Он вернулся через несколько дней и узнал, что обсуждение «Ипархан» состоялось. Момун не стал вникать в подробности, ибо, как и всех выпускников, в эти дня его занимали мысли о своей дальнейшей судьбе. К тому же Момун вообще не придавал большого значения литературным увлечениям Садыка. Он считал любителей художественного творчества чуть ли не бездельниками, не приносящими никакой практической пользы обществу. Садык чувствовал пренебрежительное отношение Момуна к своим литературным занятиям, но не мог осуждать его.

Сомнение, как и самоуверенность, — неизбежные спутники творчества. В литературе и на подступах к ней есть немало ремесленников и карьеристов, которые, сидя в башне на слоновой кости, никого не признают, а по адресу литературных авторитетов отзываются весьма сдержанно, чтобы в сравнительном плане нечаянно не ущемить собственную персону. Нечто подобное наблюдалось и среди студентов. Выпускники университетов ходили, задрав носы, ждали случая для выявления своих «неограниченных» способностей, которые развивались на демагогических диспутах и дискуссиях, ошибочно поощряемых в Синьцзяне в первые годы после революции.

Садык не мечтал о литературной славе, он был поэтом по натуре, поэтом, если можно так сказать, невольным.

На обсуждении «Ипархан» присутствовало несколько признанных поэтов, историки из Синьцзянского филиала Академии наук Китая, а также несколько непривычных почитателей поэзии — представителей местной власти — китайцев.

«Никто из этих достопочтенных гостей не читал «Ипархан», — недоумевал Садык. — Как же они могут решать судьбу поэмы?..»

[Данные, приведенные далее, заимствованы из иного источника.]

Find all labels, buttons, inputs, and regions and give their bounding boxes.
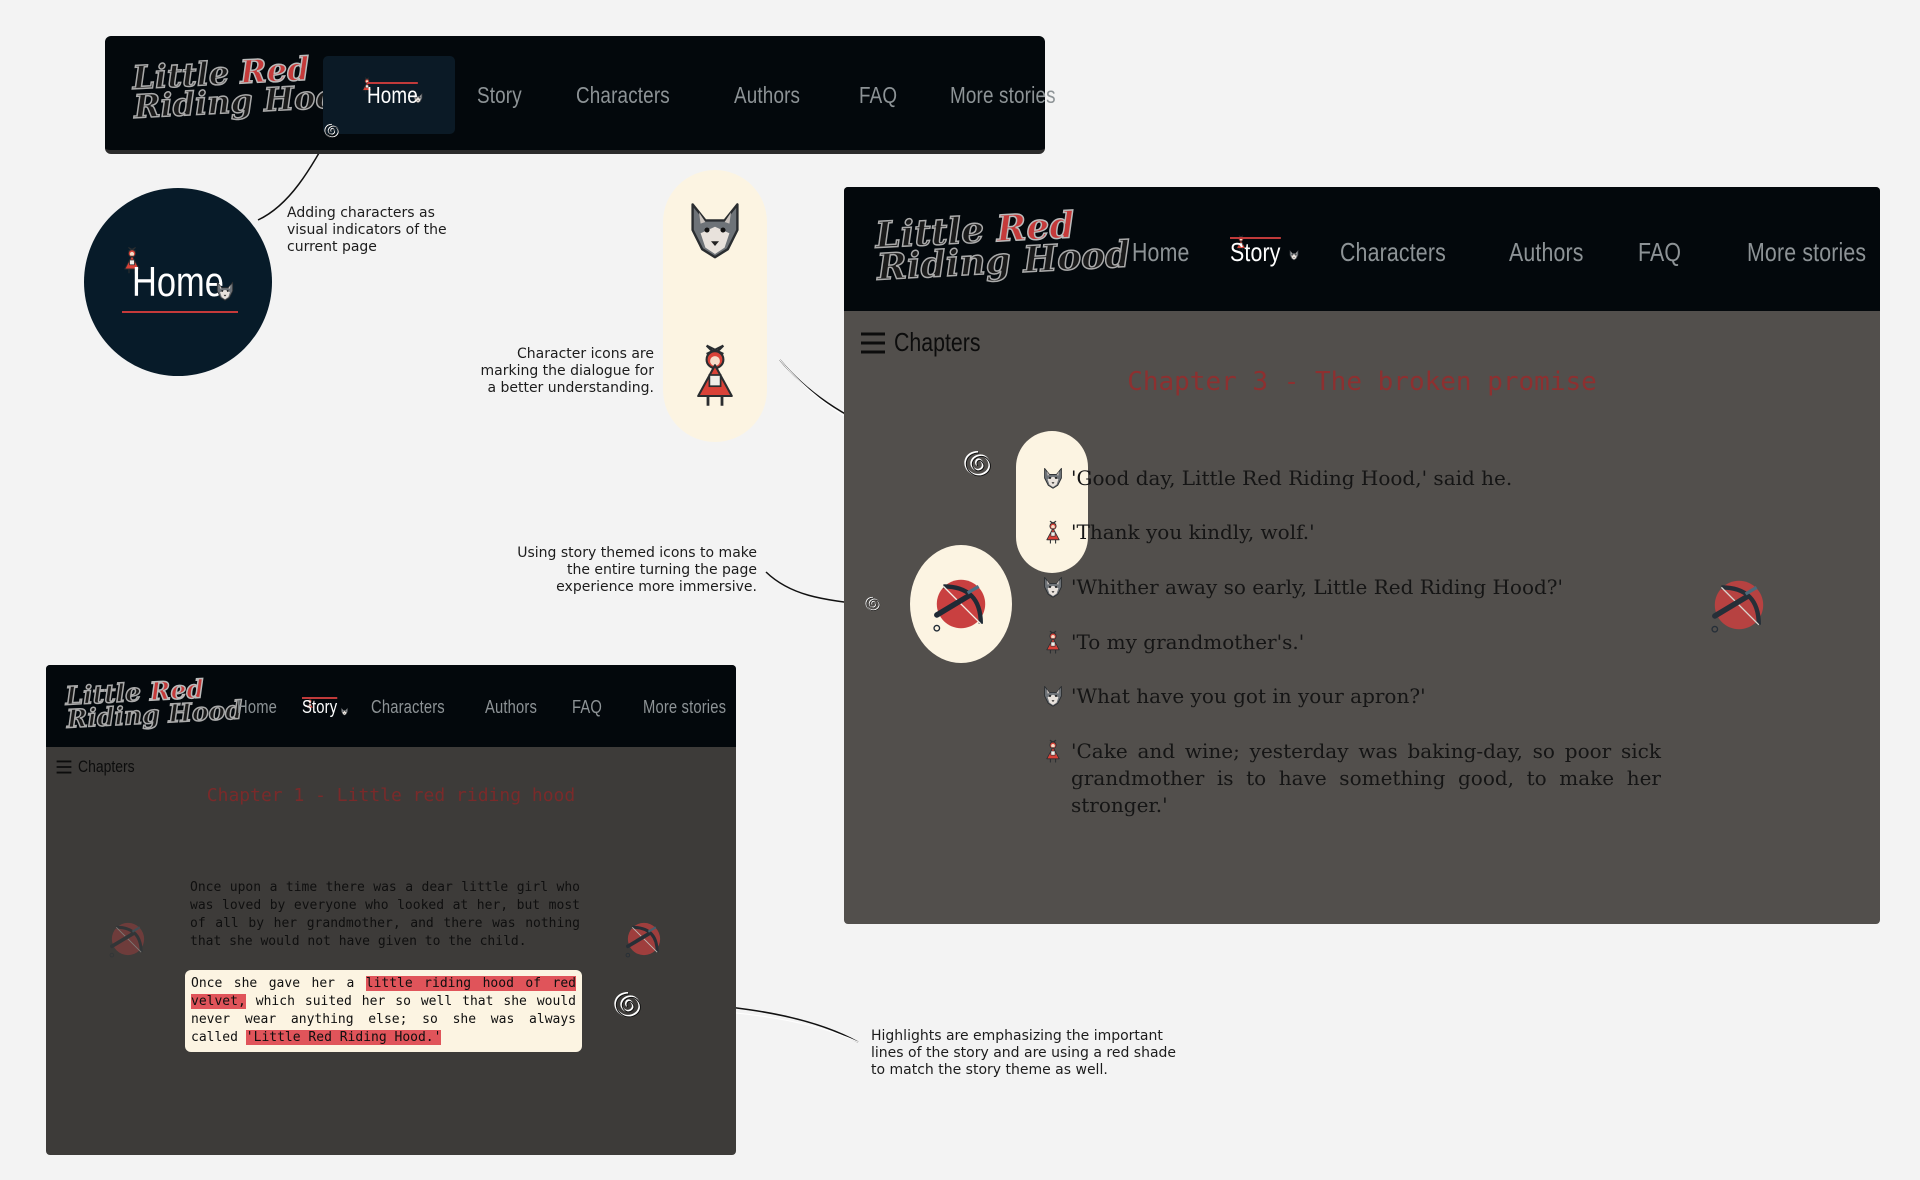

Садык по наивности не знал, что представители власти считают своим первейшим священным долгом решать судьбу любого явления, будь то литература, искусство, промышленность или сельское хозяйство.

И вот сейчас, сидя в одиночестве в общежитии, Садык вновь и вновь пересматривал страницы рукописи и вспоминал обсуждение.

«…Как будто не хотят понять меня, обвиняют в чем-то совершенно нелепом!.. Но были же люди, которые воспринимали «Ипархан» именно так, как мне хотелось. Меня упрекают за образ отца — Аппака-ходжи, но при чем тут его дочь, ее любовь и верность родине?! Ипархан имеет свои заслуги, независимо от мракобеса отца…»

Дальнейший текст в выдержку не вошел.